Mirar hacia Cuba desde 2.550 kilómetros de distancia

Zona residencial en Ottawa

Aurelio Pedroso/Ottawa

Hacerlo sin una gota de estrés, con luz, agua, transporte, alimentación y medicamentos, calles pulcras donde no se observa ni una colilla de cigarro en aceras y jardines y con los pies sobre la tierra no puede  menos  que pensar uno que nos están matando a plazos, que sólo los fuertes podrán resistir un final casi inmediato.

Con plena libertad de información para que como dice mi amigo y colega Reinaldo Taladrid,” cada cual saque sus propias conclusiones”, veo en la televisión de Miami la cobertura al primer vuelo de asistencia humanitaria a partir de esos cien millones destinados que la iglesia católica se encargará de manejar y funcionarios gringos en La Habana deberán supervisar no vaya a las  alcancías de los militares de GAESA.

El verdugo acariciando a la víctima. Un cinismo blindado, a prueba de misiles. Quien suscribe, catalogado dulcemente como “vulnerable” por las autoridades cubanas dada su edad, la risible e indecorosa pensión y su condición de paciente oncológico ha debido suspender su tratamiento con vacunas y “procederes” por falta de insumos.

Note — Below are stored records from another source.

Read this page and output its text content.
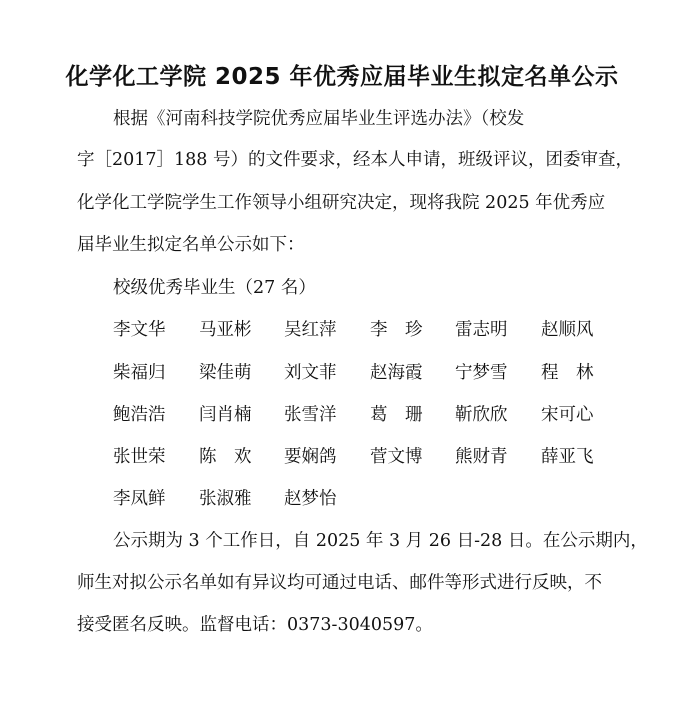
化学化工学院 2025 年优秀应届毕业生拟定名单公示
根据《河南科技学院优秀应届毕业生评选办法》（校发
字［2017］188 号）的文件要求，经本人申请，班级评议，团委审查，
化学化工学院学生工作领导小组研究决定，现将我院 2025 年优秀应
届毕业生拟定名单公示如下：
校级优秀毕业生（27 名）
李文华 马亚彬 吴红萍 李　珍 雷志明 赵顺风
柴福归 梁佳萌 刘文菲 赵海霞 宁梦雪 程　林
鲍浩浩 闫肖楠 张雪洋 葛　珊 靳欣欣 宋可心
张世荣 陈　欢 要娴鸽 菅文博 熊财青 薛亚飞
李凤鲜 张淑雅 赵梦怡
公示期为 3 个工作日，自 2025 年 3 月 26 日-28 日。在公示期内，
师生对拟公示名单如有异议均可通过电话、邮件等形式进行反映，不
接受匿名反映。监督电话：0373-3040597。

Mientras tanto, las famosas y secretas negociaciones con Washington, no apuntan a nada bueno. Las medidas adoptadas por Cuba que bien pudieran ganarse el beneplácito de la Casa Blanca no han modificado la avalancha de sanciones contra la isla que son a diario. No hay que doctorarse para concluir que no les interesa llegar a un acuerdo con el actual gobierno.

El quehacer del emperador Trump es multidireccional. En Ottawa, la capital canadiense, hay brisas anti gringas con esa nueva amenaza de elevar hasta el 50% los aranceles ante la prohibición en ocho provincias para importar y distribuir bebidas alcohólicas estadounidenses.

Nada, que el imperio levanta ronchas en muchos sitios de este alocado mundo.